Despite what anyone says about the stages of grief, sorrow is not linear; it ebbs and flows each day, sometimes each hour, for as long as it needs. There are no road signs, no maps to warn me of slippery slopes, or dangerous curves. I have no idea how many miles I’ll have to travel before I reach my destination: the day when I can smile or laugh again. When the pain no longer cripples me in all of my waking moments.
It’s a sad and secretive club I’ve joined. It’s vastly different from the one I envisioned months ago when that little digital screen popped up with it’s positive symbol and three joyous letters, y-e-s. I was unaware of the sorrow and the grief that lay ahead of me. In that happy, easy time in my life that I now refer to as Before, I never imagined how deeply anguish could penetrate my life.
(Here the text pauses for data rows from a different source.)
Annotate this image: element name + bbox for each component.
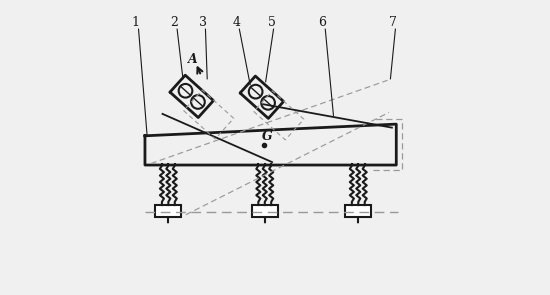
Text: A: A — [188, 53, 197, 66]
Text: 3: 3 — [200, 16, 207, 29]
Text: 6: 6 — [318, 16, 326, 29]
Bar — [155, 205, 182, 217]
Text: 1: 1 — [131, 16, 139, 29]
Bar — [251, 205, 278, 217]
Text: 5: 5 — [267, 16, 276, 29]
Text: 2: 2 — [170, 16, 178, 29]
Bar — [345, 205, 371, 217]
Text: G: G — [261, 130, 272, 143]
Text: 7: 7 — [389, 16, 397, 29]
Text: 4: 4 — [233, 16, 240, 29]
People surreptitiously glance my way from time to time. They try to gauge how I’m managing in life After and judging my pain by appearance alone. Never daring to ask. Some of them choose to tell me ridiculous things like they lost their pet a few months ago and know exactly how I feel. Or commenting on how I look since I lost “all of that weight”… that weight was my daughter. Others whisper behind my back and hope I won’t notice. I long for them to speak to me and ask me how I am, and say Everlee’s name – she had a name, and a face and she was beautiful and so amazingly perfect. And she was so close to coming home. She isn’t just a faint memory. She is a person.
Even worse, the well meaning people, woefully misinformed people. They tell me it’s for the best, that I have an angel now, that this was Gods plan and comfort me by telling me that I can always have another. Another child will never replace the one I lost. Everlee is my first born. Sometimes I wonder how people can be so stupid. And I’m quickly reminded that they aren’t being malicious, they’re just not a member of this horrible nightmarish club. I realize how little I knew Before. No book, no article, no well-intentioned word of warning told me that my baby could die days before her due date, after the crib was assembled and the hospital bags were packed. Nothing could have prepared me for this – so why do I expect anyone else to be any different?